Incomplete information on the costs of individual interventions: this, according to what is learned, is the reason why the European Commission did not give Italy full marks on the National Recovery and Resilience Plan, developed by the Draghi government and approved by Parliament last April. The panel of commissioners assigned an A (the maximum score) to each of the 10 items relating to the evaluation, with the exception of only one B.
The sore point would precisely concern the costs of the plan, as happened for the NRPs also presented by the other countries of the European Union. None of the eight documents delivered in Brussels – for the same reason as Italy – collected the maximum score, at least according to what transpires on the eve of the conclusion of the written procedure, the path chosen by the College of European Commissioners to allow President Ursula von der Leyen to present the evaluation of the NRP directly to the Prime Minister, Mario Draghi, on the sidelines of his trip to Rome tomorrow.
According to what was reported by Ansa, the evaluation will be approved by all European commissioners by tomorrow and delivered to the premier in the afternoon by President Ursula von der Leyen.

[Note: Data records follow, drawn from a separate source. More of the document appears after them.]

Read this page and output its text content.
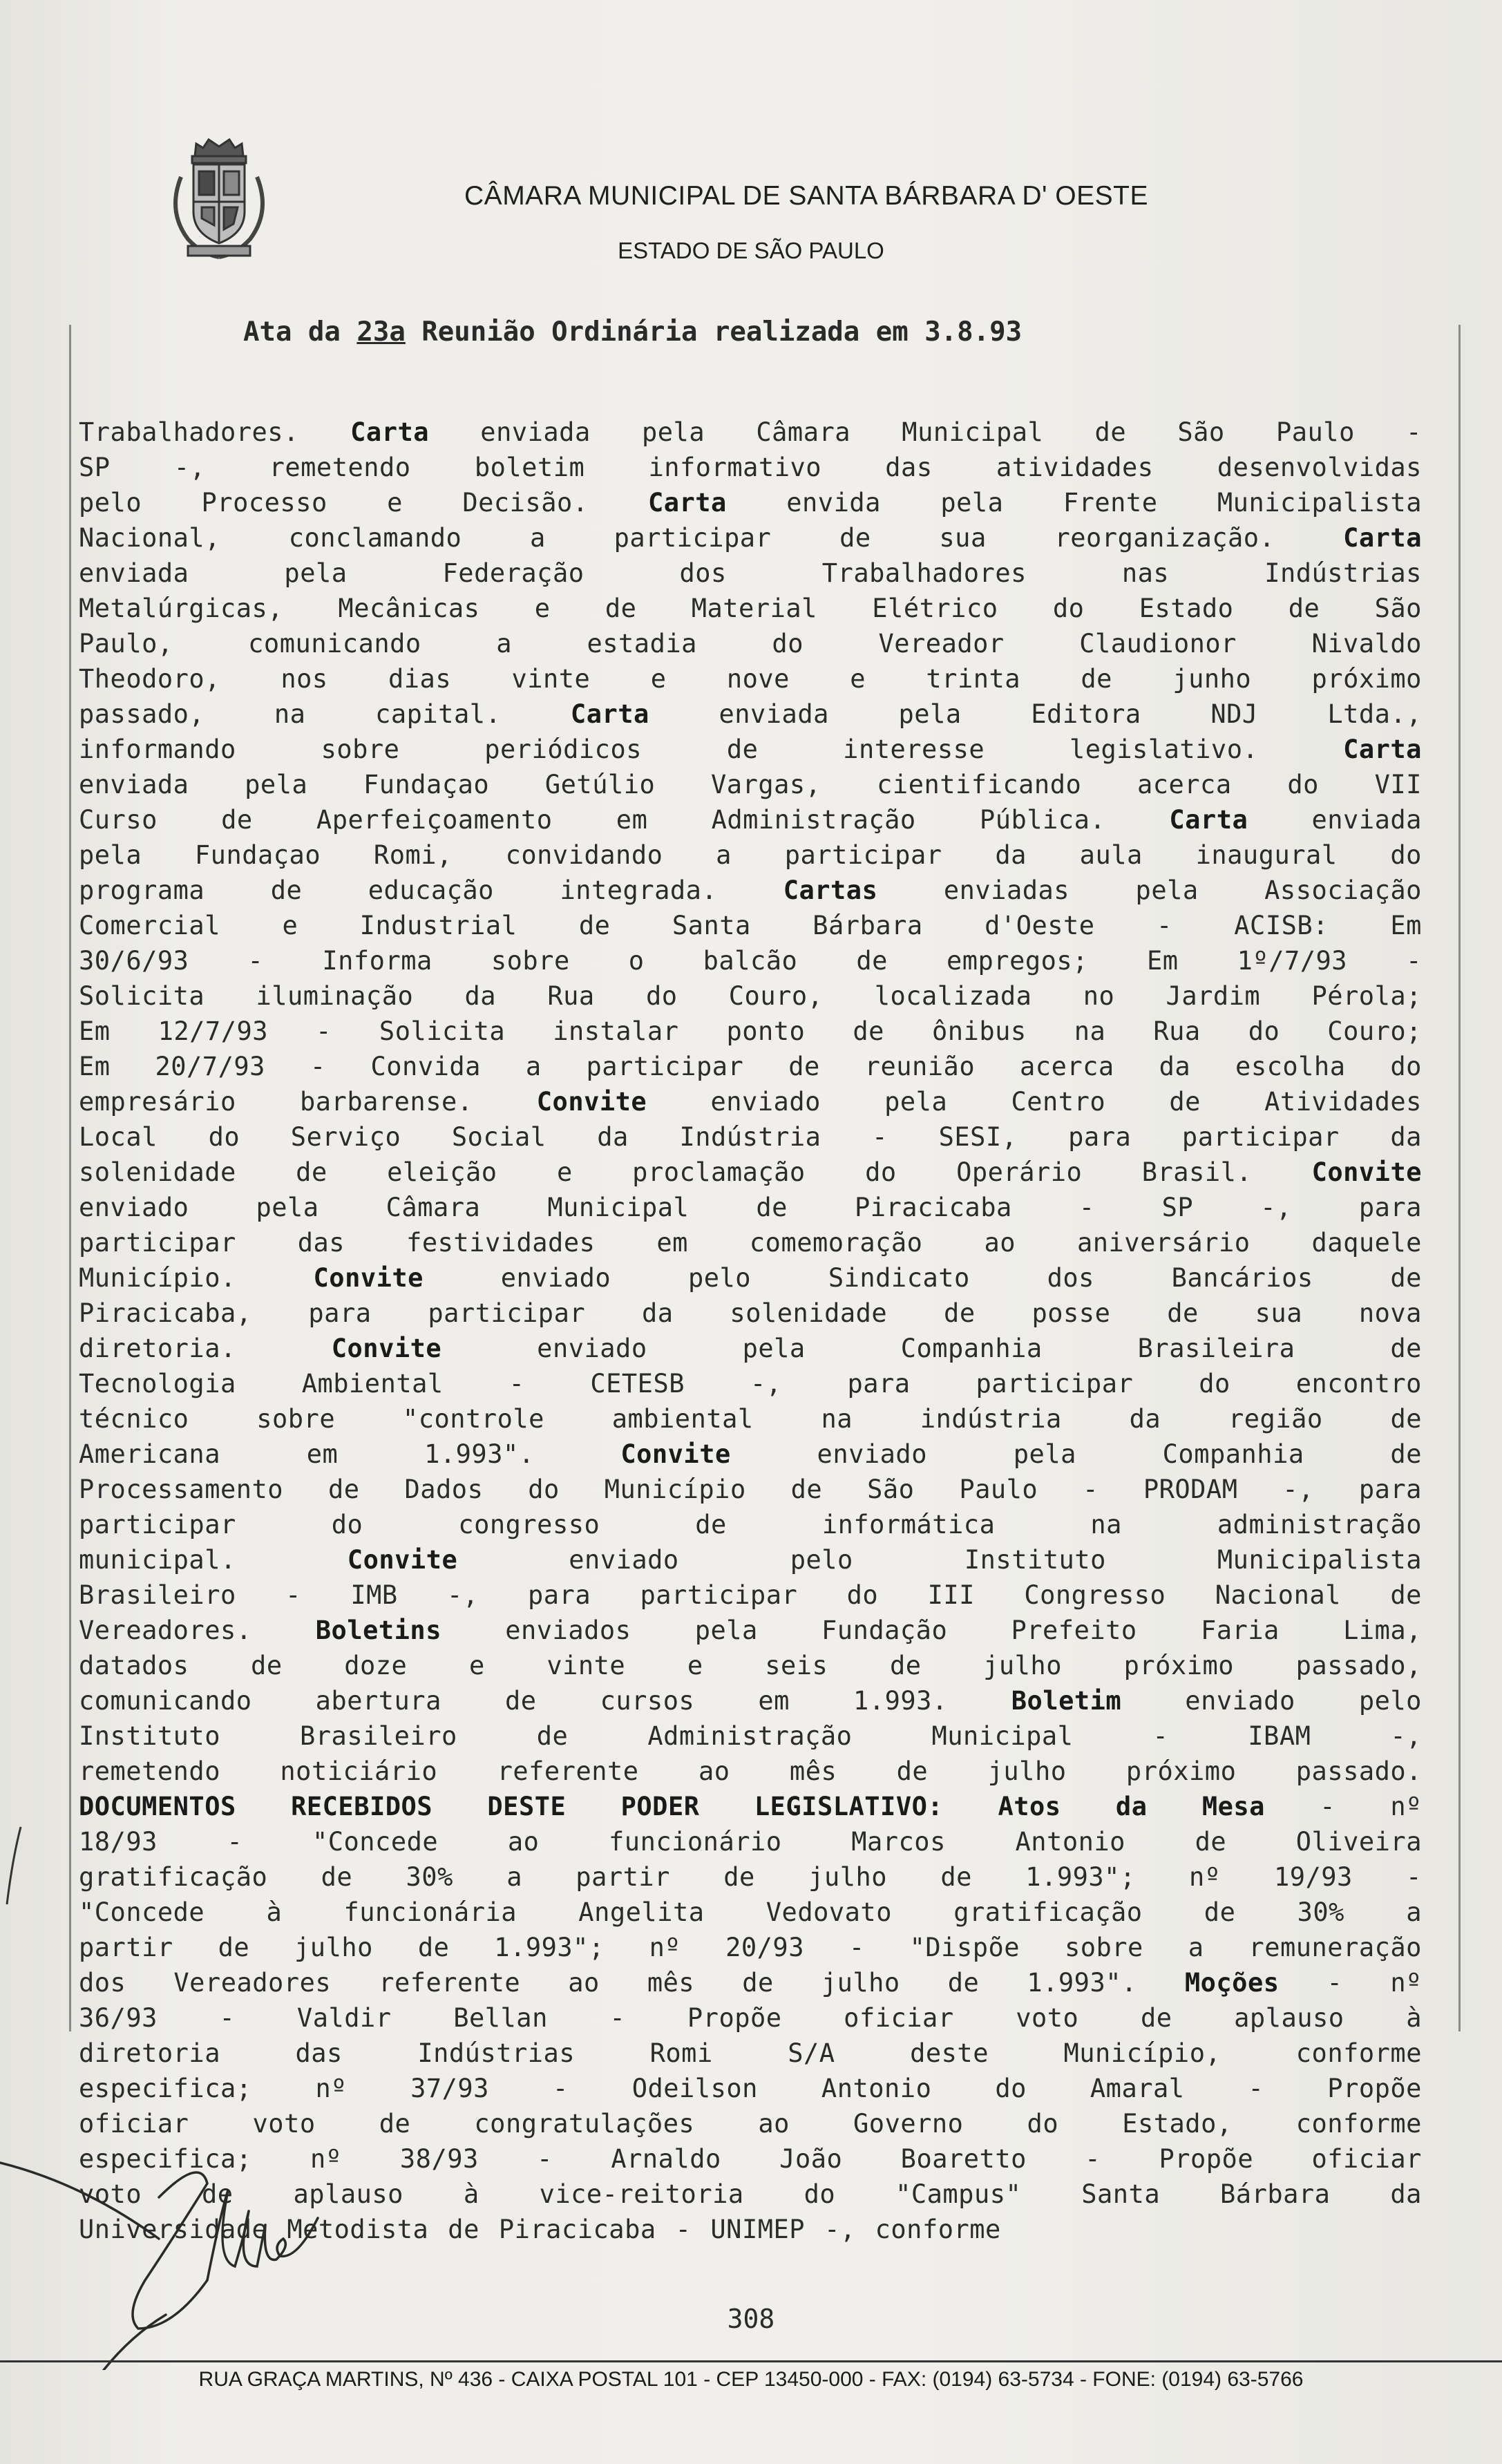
CÂMARA MUNICIPAL DE SANTA BÁRBARA D' OESTE
ESTADO DE SÃO PAULO
Ata da 23a Reunião Ordinária realizada em 3.8.93
Trabalhadores. Carta enviada pela Câmara Municipal de São Paulo -
SP -, remetendo boletim informativo das atividades desenvolvidas
pelo Processo e Decisão. Carta envida pela Frente Municipalista
Nacional,	conclamando	a	participar	de	sua	reorganização.	Carta
enviada	pela	Federação	dos	Trabalhadores	nas	Indústrias
Metalúrgicas, Mecânicas e de Material Elétrico do Estado de São
Paulo,	comunicando	a	estadia	do	Vereador	Claudionor	Nivaldo
Theodoro, nos dias vinte e nove e trinta de junho próximo
passado,	na	capital.	Carta	enviada	pela	Editora	NDJ	Ltda.,
informando	sobre	periódicos	de	interesse	legislativo.	Carta
enviada pela Fundaçao Getúlio Vargas, cientificando acerca do VII
Curso de Aperfeiçoamento em Administração Pública. Carta enviada
pela Fundaçao Romi, convidando a participar da aula inaugural do
programa	de	educação	integrada.	Cartas	enviadas	pela	Associação
Comercial e Industrial de Santa Bárbara d'Oeste - ACISB: Em
30/6/93 - Informa sobre o balcão de empregos; Em 1º/7/93 -
Solicita iluminação da Rua do Couro, localizada no Jardim Pérola;
Em 12/7/93 - Solicita instalar ponto de ônibus na Rua do Couro;
Em 20/7/93 - Convida a participar de reunião acerca da escolha do
empresário barbarense. Convite enviado pela Centro de Atividades
Local do Serviço Social da Indústria - SESI, para participar da
solenidade de eleição e proclamação do Operário Brasil. Convite
enviado	pela	Câmara	Municipal	de	Piracicaba	-	SP	-,	para
participar das festividades em comemoração ao aniversário daquele
Município.	Convite	enviado	pelo	Sindicato	dos	Bancários	de
Piracicaba, para participar da solenidade de posse de sua nova
diretoria.	Convite	enviado	pela	Companhia	Brasileira	de
Tecnologia	Ambiental	-	CETESB	-,	para	participar	do	encontro
técnico	sobre	"controle	ambiental	na	indústria	da	região	de
Americana	em	1.993".	Convite	enviado	pela	Companhia	de
Processamento de Dados do Município de São Paulo - PRODAM -, para
participar	do	congresso	de	informática	na	administração
municipal.	Convite	enviado	pelo	Instituto	Municipalista
Brasileiro - IMB -, para participar do III Congresso Nacional de
Vereadores. Boletins enviados pela Fundação Prefeito Faria Lima,
datados de doze e vinte e seis de julho próximo passado,
comunicando abertura de cursos em 1.993. Boletim enviado pelo
Instituto	Brasileiro	de	Administração	Municipal	-	IBAM	-,
remetendo noticiário referente ao mês de julho próximo passado.
DOCUMENTOS RECEBIDOS DESTE PODER LEGISLATIVO: Atos da Mesa - nº
18/93	-	"Concede	ao	funcionário	Marcos	Antonio	de	Oliveira
gratificação de 30% a partir de julho de 1.993"; nº 19/93 -
"Concede à funcionária Angelita Vedovato gratificação de 30% a
partir de julho de 1.993"; nº 20/93 - "Dispõe sobre a remuneração
dos Vereadores referente ao mês de julho de 1.993". Moções - nº
36/93 - Valdir Bellan - Propõe oficiar voto de aplauso à
diretoria	das	Indústrias	Romi	S/A	deste	Município,	conforme
especifica; nº 37/93 - Odeilson Antonio do Amaral - Propõe
oficiar voto de congratulações ao Governo do Estado, conforme
especifica; nº 38/93 - Arnaldo João Boaretto - Propõe oficiar
voto de aplauso à vice-reitoria do "Campus" Santa Bárbara da
Universidade Metodista de Piracicaba - UNIMEP -, conforme
308
RUA GRAÇA MARTINS, Nº 436 - CAIXA POSTAL 101 - CEP 13450-000 - FAX: (0194) 63-5734 - FONE: (0194) 63-5766
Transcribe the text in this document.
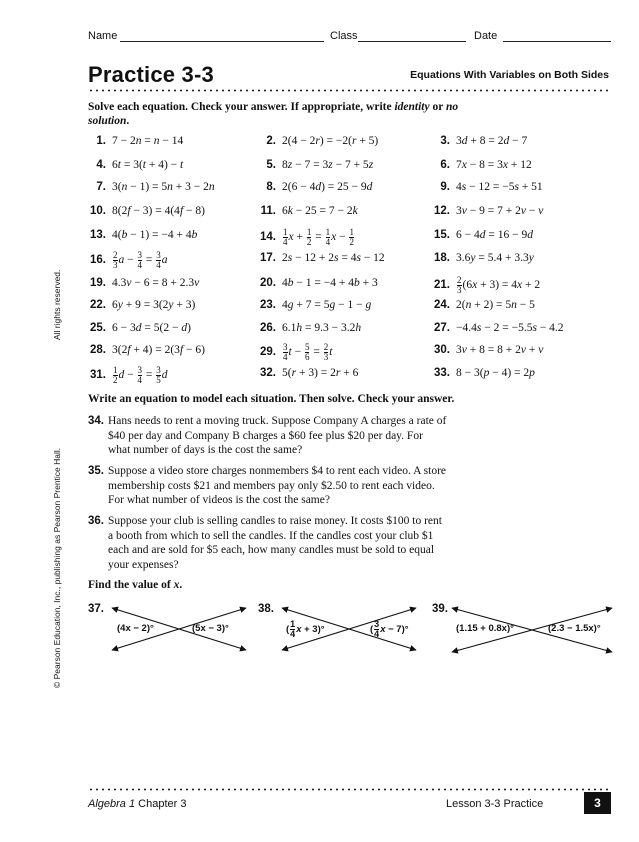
Name	Class	Date
Practice 3-3	Equations With Variables on Both Sides
Solve each equation. Check your answer. If appropriate, write identity or no solution.
1. 7 − 2n = n − 14	2. 2(4 − 2r) = −2(r + 5)	3. 3d + 8 = 2d − 7
4. 6t = 3(t + 4) − t	5. 8z − 7 = 3z − 7 + 5z	6. 7x − 8 = 3x + 12
7. 3(n − 1) = 5n + 3 − 2n	8. 2(6 − 4d) = 25 − 9d	9. 4s − 12 = −5s + 51
10. 8(2f − 3) = 4(4f − 8)	11. 6k − 25 = 7 − 2k	12. 3v − 9 = 7 + 2v − v
13. 4(b − 1) = −4 + 4b	14. $\frac{1}{4}$ $x + \frac{1}{2} = \frac{1}{4}$ $x - \frac{1}{2}$	15. 6 − 4d = 16 − 9d
16. $\frac{2}{3}$ $a - \frac{3}{4} = \frac{3}{4}$ a	17. 2s − 12 + 2s = 4s − 12	18. 3.6y = 5.4 + 3.3y
19. 4.3v − 6 = 8 + 2.3v	20. 4b − 1 = −4 + 4b + 3	21. $\frac{2}{3} (6x + 3) = 4x + 2$
22. 6y + 9 = 3(2y + 3)	23. 4g + 7 = 5g − 1 − g	24. 2(n + 2) = 5n − 5
25. 6 − 3d = 5(2 − d)	26. 6.1h = 9.3 − 3.2h	27. −4.4s − 2 = −5.5s − 4.2
28. 3(2f + 4) = 2(3f − 6)	29. $\frac{3}{4}$ $t - \frac{5}{6} = \frac{2}{3}$ t	30. 3v + 8 = 8 + 2v + v
31. $\frac{1}{2}$ $d - \frac{3}{4} = \frac{3}{5}$ d	32. 5(r + 3) = 2r + 6	33. 8 − 3(p − 4) = 2p
Write an equation to model each situation. Then solve. Check your answer.
34. Hans needs to rent a moving truck. Suppose Company A charges a rate of $40 per day and Company B charges a $60 fee plus $20 per day. For what number of days is the cost the same?
35. Suppose a video store charges nonmembers $4 to rent each video. A store membership costs $21 and members pay only $2.50 to rent each video. For what number of videos is the cost the same?
36. Suppose your club is selling candles to raise money. It costs $100 to rent a booth from which to sell the candles. If the candles cost your club $1 each and are sold for $5 each, how many candles must be sold to equal your expenses?
Find the value of x.
37.	38.	39.
(4x − 2)°	(5x − 3)°	( $\frac{1}{4}$ x + 3)°	( $\frac{3}{4}$ x − 7)°	(1.15 + 0.8x)°	(2.3 − 1.5x)°
© Pearson Education, Inc., publishing as Pearson Prentice Hall.
All rights reserved.
Algebra 1 Chapter 3	Lesson 3-3 Practice	3
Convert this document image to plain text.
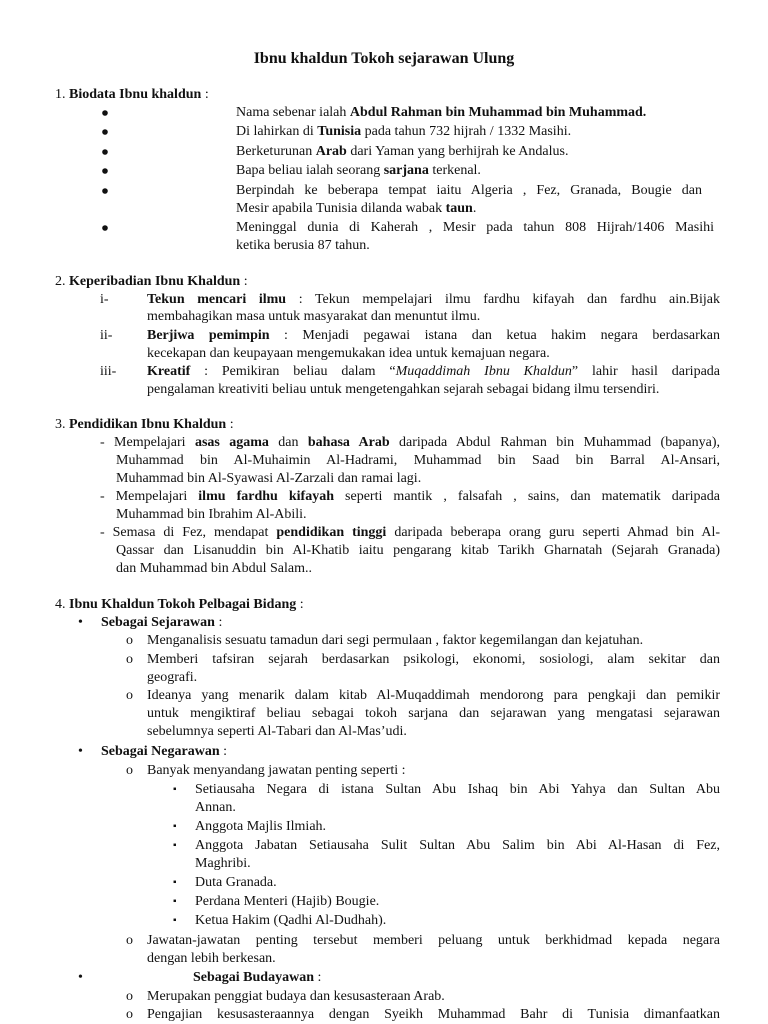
Ibnu khaldun Tokoh sejarawan Ulung
1. Biodata Ibnu khaldun :
Nama sebenar ialah Abdul Rahman bin Muhammad bin Muhammad.
Di lahirkan di Tunisia pada tahun 732 hijrah / 1332 Masihi.
Berketurunan Arab dari Yaman yang berhijrah ke Andalus.
Bapa beliau ialah seorang sarjana terkenal.
Berpindah ke beberapa tempat iaitu Algeria , Fez, Granada, Bougie dan
Mesir apabila Tunisia dilanda wabak taun.
Meninggal dunia di Kaherah , Mesir pada tahun 808 Hijrah/1406 Masihi
ketika berusia 87 tahun.
2. Keperibadian Ibnu Khaldun :
i-	Tekun mencari ilmu : Tekun mempelajari ilmu fardhu kifayah dan fardhu ain.Bijak
membahagikan masa untuk masyarakat dan menuntut ilmu.
ii- Berjiwa pemimpin : Menjadi pegawai istana dan ketua hakim negara berdasarkan
kecekapan dan keupayaan mengemukakan idea untuk kemajuan negara.
iii- Kreatif : Pemikiran beliau dalam “Muqaddimah Ibnu Khaldun” lahir hasil daripada
pengalaman kreativiti beliau untuk mengetengahkan sejarah sebagai bidang ilmu tersendiri.
3. Pendidikan Ibnu Khaldun :
- Mempelajari asas agama dan bahasa Arab daripada Abdul Rahman bin Muhammad (bapanya),
Muhammad bin Al-Muhaimin Al-Hadrami, Muhammad bin Saad bin Barral Al-Ansari,
Muhammad bin Al-Syawasi Al-Zarzali dan ramai lagi.
- Mempelajari ilmu fardhu kifayah seperti mantik , falsafah , sains, dan matematik daripada
Muhammad bin Ibrahim Al-Abili.
- Semasa di Fez, mendapat pendidikan tinggi daripada beberapa orang guru seperti Ahmad bin Al-
Qassar dan Lisanuddin bin Al-Khatib iaitu pengarang kitab Tarikh Gharnatah (Sejarah Granada)
dan Muhammad bin Abdul Salam..
4. Ibnu Khaldun Tokoh Pelbagai Bidang :
• Sebagai Sejarawan :
o Menganalisis sesuatu tamadun dari segi permulaan , faktor kegemilangan dan kejatuhan.
o Memberi tafsiran sejarah berdasarkan psikologi, ekonomi, sosiologi, alam sekitar dan
geografi.
o Ideanya yang menarik dalam kitab Al-Muqaddimah mendorong para pengkaji dan pemikir
untuk mengiktiraf beliau sebagai tokoh sarjana dan sejarawan yang mengatasi sejarawan
sebelumnya seperti Al-Tabari dan Al-Mas’udi.
• Sebagai Negarawan :
o Banyak menyandang jawatan penting seperti :
▪ Setiausaha Negara di istana Sultan Abu Ishaq bin Abi Yahya dan Sultan Abu
Annan.
▪ Anggota Majlis Ilmiah.
▪ Anggota Jabatan Setiausaha Sulit Sultan Abu Salim bin Abi Al-Hasan di Fez,
Maghribi.
▪ Duta Granada.
▪ Perdana Menteri (Hajib) Bougie.
▪ Ketua Hakim (Qadhi Al-Dudhah).
o Jawatan-jawatan penting tersebut memberi peluang untuk berkhidmad kepada negara
dengan lebih berkesan.
•	Sebagai Budayawan :
o Merupakan penggiat budaya dan kesusasteraan Arab.
o Pengajian kesusasteraannya dengan Syeikh Muhammad Bahr di Tunisia dimanfaatkan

The European Commission will give the green light to 13 percent pre-financing to Italy, the initial tranche of 191.5 billion euros of funds from the Next Generation Eu, of which 68.9 billion grants, which will have to be used in the period 2021-2026.
Meanwhile, on the sidelines of the ceremony for the 247th anniversary of the foundation of the Guardia di Finanza, the Minister of Economy Daniele Franco defined the PNRR as “decisive” for the exit from the crisis and declared that its success “will depend on the full cooperation of all the actors involved in its government system”. “We must lay the foundations for lasting and sustained economic growth, which together with prudent budgetary policies will be crucial for reducing public debt,” added Franco.